Date Posted

July 26, 2022

Dave Elniski
AMTA Industry Advisor, Safety & Compliance

This article has been accepted for publication by CVSA’s Guardian magazine; their digital editions can be accessed at this link.

Research is interesting.  With the exception of discoveries that are completely new to humankind, there are two ways we research: working independently to repeat someone else’s prior discovery, or asking those who already know.

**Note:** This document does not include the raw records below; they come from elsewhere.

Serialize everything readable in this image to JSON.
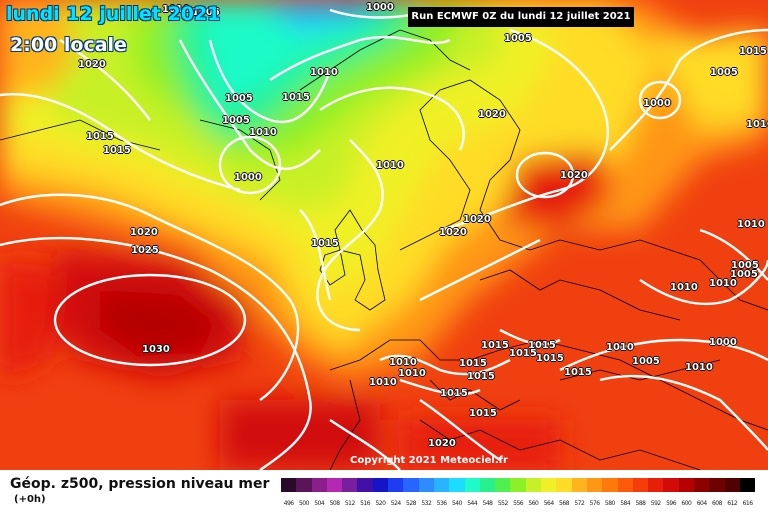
{
  "header": {
    "date": "lundi 12 juillet 2021",
    "time": "2:00 locale",
    "run": "Run ECMWF 0Z du lundi 12 juillet 2021"
  },
  "copyright": "Copyright 2021 Meteociel.fr",
  "footer": {
    "title": "Géop. z500, pression niveau mer",
    "subtitle": "(+0h)"
  },
  "legend": {
    "values": [
      "496",
      "500",
      "504",
      "508",
      "512",
      "516",
      "520",
      "524",
      "528",
      "532",
      "536",
      "540",
      "544",
      "548",
      "552",
      "556",
      "560",
      "564",
      "568",
      "572",
      "576",
      "580",
      "584",
      "588",
      "592",
      "596",
      "600",
      "604",
      "608",
      "612",
      "616"
    ],
    "colors": [
      "#2a0a2a",
      "#5a145a",
      "#8c1e8c",
      "#b428b4",
      "#7a1ea0",
      "#4010a8",
      "#1414c8",
      "#1e3cf0",
      "#2864ff",
      "#2d8cff",
      "#28b4ff",
      "#1edcff",
      "#1efac8",
      "#28f08c",
      "#50f050",
      "#8cf028",
      "#c8f028",
      "#f0f028",
      "#ffdc28",
      "#ffb41e",
      "#ff9614",
      "#ff780a",
      "#ff5a0a",
      "#f53c0a",
      "#e61e0a",
      "#d20a0a",
      "#b40000",
      "#8c0000",
      "#6e0000",
      "#500000",
      "#000000"
    ]
  },
  "isobars": [
    {
      "v": "1010",
      "cls": "l"
    },
    {
      "v": "1005",
      "cls": "l"
    },
    {
      "v": "1000",
      "cls": "l"
    },
    {
      "v": "1020",
      "cls": "l"
    },
    {
      "v": "1010",
      "cls": "l"
    },
    {
      "v": "1015",
      "cls": "l"
    },
    {
      "v": "1005",
      "cls": "l"
    },
    {
      "v": "1005",
      "cls": "l"
    },
    {
      "v": "1010",
      "cls": "l"
    },
    {
      "v": "1000",
      "cls": "l"
    },
    {
      "v": "1015",
      "cls": "l"
    },
    {
      "v": "1015",
      "cls": "l"
    },
    {
      "v": "1020",
      "cls": "l"
    },
    {
      "v": "1025",
      "cls": "l"
    },
    {
      "v": "1030",
      "cls": "l"
    },
    {
      "v": "1005",
      "cls": "l"
    },
    {
      "v": "1015",
      "cls": "l"
    },
    {
      "v": "1005",
      "cls": "l"
    },
    {
      "v": "1000",
      "cls": "l"
    },
    {
      "v": "1020",
      "cls": "l"
    },
    {
      "v": "1010",
      "cls": "l"
    },
    {
      "v": "1020",
      "cls": "l"
    },
    {
      "v": "1020",
      "cls": "l"
    },
    {
      "v": "1020",
      "cls": "l"
    },
    {
      "v": "1015",
      "cls": "l"
    },
    {
      "v": "1010",
      "cls": "l"
    },
    {
      "v": "1010",
      "cls": "l"
    },
    {
      "v": "1005",
      "cls": "l"
    },
    {
      "v": "1005",
      "cls": "l"
    },
    {
      "v": "1010",
      "cls": "l"
    },
    {
      "v": "1010",
      "cls": "l"
    },
    {
      "v": "1010",
      "cls": "l"
    },
    {
      "v": "1000",
      "cls": "l"
    },
    {
      "v": "1005",
      "cls": "l"
    },
    {
      "v": "1010",
      "cls": "l"
    },
    {
      "v": "1010",
      "cls": "l"
    },
    {
      "v": "1010",
      "cls": "l"
    },
    {
      "v": "1010",
      "cls": "l"
    },
    {
      "v": "1015",
      "cls": "l"
    },
    {
      "v": "1015",
      "cls": "l"
    },
    {
      "v": "1015",
      "cls": "l"
    },
    {
      "v": "1015",
      "cls": "l"
    },
    {
      "v": "1015",
      "cls": "l"
    },
    {
      "v": "1015",
      "cls": "l"
    },
    {
      "v": "1015",
      "cls": "l"
    },
    {
      "v": "1015",
      "cls": "l"
    },
    {
      "v": "1020",
      "cls": "l"
    },
    {
      "v": "1015",
      "cls": "l"
    }
  ]
}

Most day-to-day research a carrier’s interested in is where the company is trying to learn what someone else already knows.  For example, a safety professional may be looking for a solution to reduce the rate of falls that occur in the yard when the ground is icy.  Other safety professionals already know ways to address this concern.  There are likely best practices in existence.  In this example, the first safety professional just needs to find the right person to ask.

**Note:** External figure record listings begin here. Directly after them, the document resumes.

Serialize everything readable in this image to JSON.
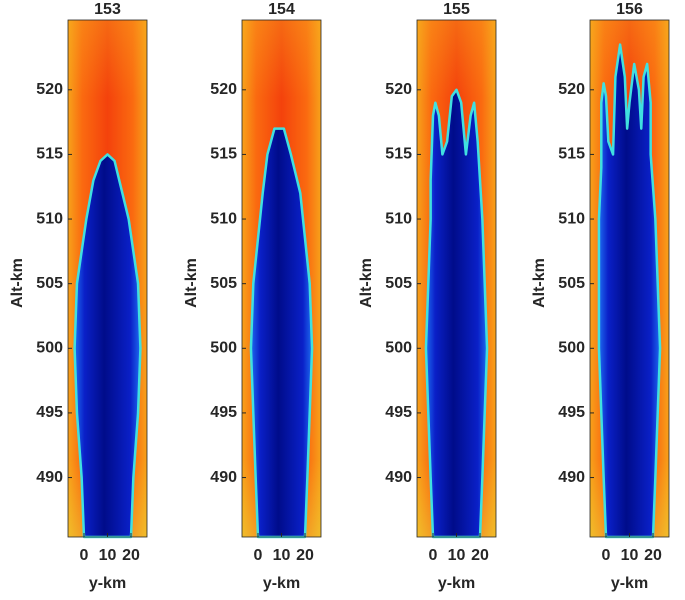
{
  "chart_data": [
    {
      "type": "heatmap",
      "title": "153",
      "xlabel": "y-km",
      "ylabel": "Alt-km",
      "xlim": [
        -6.8,
        26.8
      ],
      "ylim": [
        485.4,
        525.4
      ],
      "xticks": [
        0,
        10,
        20
      ],
      "yticks": [
        490,
        495,
        500,
        505,
        510,
        515,
        520
      ]
    },
    {
      "type": "heatmap",
      "title": "154",
      "xlabel": "y-km",
      "ylabel": "Alt-km",
      "xlim": [
        -6.8,
        26.8
      ],
      "ylim": [
        485.4,
        525.4
      ],
      "xticks": [
        0,
        10,
        20
      ],
      "yticks": [
        490,
        495,
        500,
        505,
        510,
        515,
        520
      ]
    },
    {
      "type": "heatmap",
      "title": "155",
      "xlabel": "y-km",
      "ylabel": "Alt-km",
      "xlim": [
        -6.8,
        26.8
      ],
      "ylim": [
        485.4,
        525.4
      ],
      "xticks": [
        0,
        10,
        20
      ],
      "yticks": [
        490,
        495,
        500,
        505,
        510,
        515,
        520
      ]
    },
    {
      "type": "heatmap",
      "title": "156",
      "xlabel": "y-km",
      "ylabel": "Alt-km",
      "xlim": [
        -6.8,
        26.8
      ],
      "ylim": [
        485.4,
        525.4
      ],
      "xticks": [
        0,
        10,
        20
      ],
      "yticks": [
        490,
        495,
        500,
        505,
        510,
        515,
        520
      ]
    }
  ]
}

Carriers, like individuals, don’t need to figure out all the answers for themselves, pretending like they’re the first to encounter a certain problem.  Answers are probably out there.  Professional networks and industry events are great things for this reason: they connect different people who, together, probably do know just about everything there is to know about the industry but can only access this knowledge by leaning on each other.

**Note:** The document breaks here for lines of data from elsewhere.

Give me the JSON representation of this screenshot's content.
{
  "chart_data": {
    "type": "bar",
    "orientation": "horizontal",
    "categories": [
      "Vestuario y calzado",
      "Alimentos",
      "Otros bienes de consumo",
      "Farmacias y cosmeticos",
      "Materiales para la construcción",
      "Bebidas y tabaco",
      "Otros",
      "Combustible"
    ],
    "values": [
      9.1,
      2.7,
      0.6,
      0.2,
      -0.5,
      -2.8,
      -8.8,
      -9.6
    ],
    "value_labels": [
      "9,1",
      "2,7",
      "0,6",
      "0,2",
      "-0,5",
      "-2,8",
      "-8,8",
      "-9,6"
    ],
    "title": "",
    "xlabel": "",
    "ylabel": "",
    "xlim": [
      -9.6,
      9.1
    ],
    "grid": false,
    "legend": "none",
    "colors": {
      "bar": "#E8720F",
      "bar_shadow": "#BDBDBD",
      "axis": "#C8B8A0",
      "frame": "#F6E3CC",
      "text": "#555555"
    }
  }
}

But carriers may not need to always look to external contacts.  It is common in company founder biographies for a company founder to reflect, perhaps as they plan to leave the business, on times their company “learned” during times of change and increase their corporate knowledge as a result.  Corporate knowledge isn’t simply the sum of the knowledge of all staff at the current moment, though.  It is only the part of this sum that the company is aware of and can access.

Trucking has an aging workforce, a fact frequently used to sound the alarm over future labour shortages.  While often framed negatively, carriers and individuals need to see an aging workforce as a tremendous strength.  People with long tenures in the industry have amassed great personal knowledge, a valuable resource available to the industry.  Other industries would be so lucky to have as much accumulated wisdom as we do.  But, this resource is nonrenewable because of two main factors: attrition and disrespect.

Attrition, the slow diminishment of an experienced workforce through retirement, takes fountains of knowledge from the industry every day.  Chances are you, the reader, can think of an example of someone who has spent a long time in an industry and become extremely knowledgeable about it.  Think of the tips, tricks, and solutions a 30-year highway professional possesses as a result of facing countless challenges head-on.  There’s a good chance they’ve personally seen solutions to problems that exist at their current employer.  This type of professional is a consultant on retainer – if the carrier knows how to appreciate them.

It’s probably easy to understand how attrition is a factor in knowledge loss.  What is just as critical to understand, but is much more insidious, is disrespect.  Does the experienced professional mentioned in the previous paragraph feel their input is welcomed?  Do they believe they will be shown respect for proposing a solution to a problem?  If they do not, why would they help?

It may be arguable that North America’s trucking industry needs more new drivers.  But it is certainly overflowing with experienced professionals willing to step into the role of mentor to guide tomorrow’s drivers and today’s leaders.  All that’s needed is to ask and listen.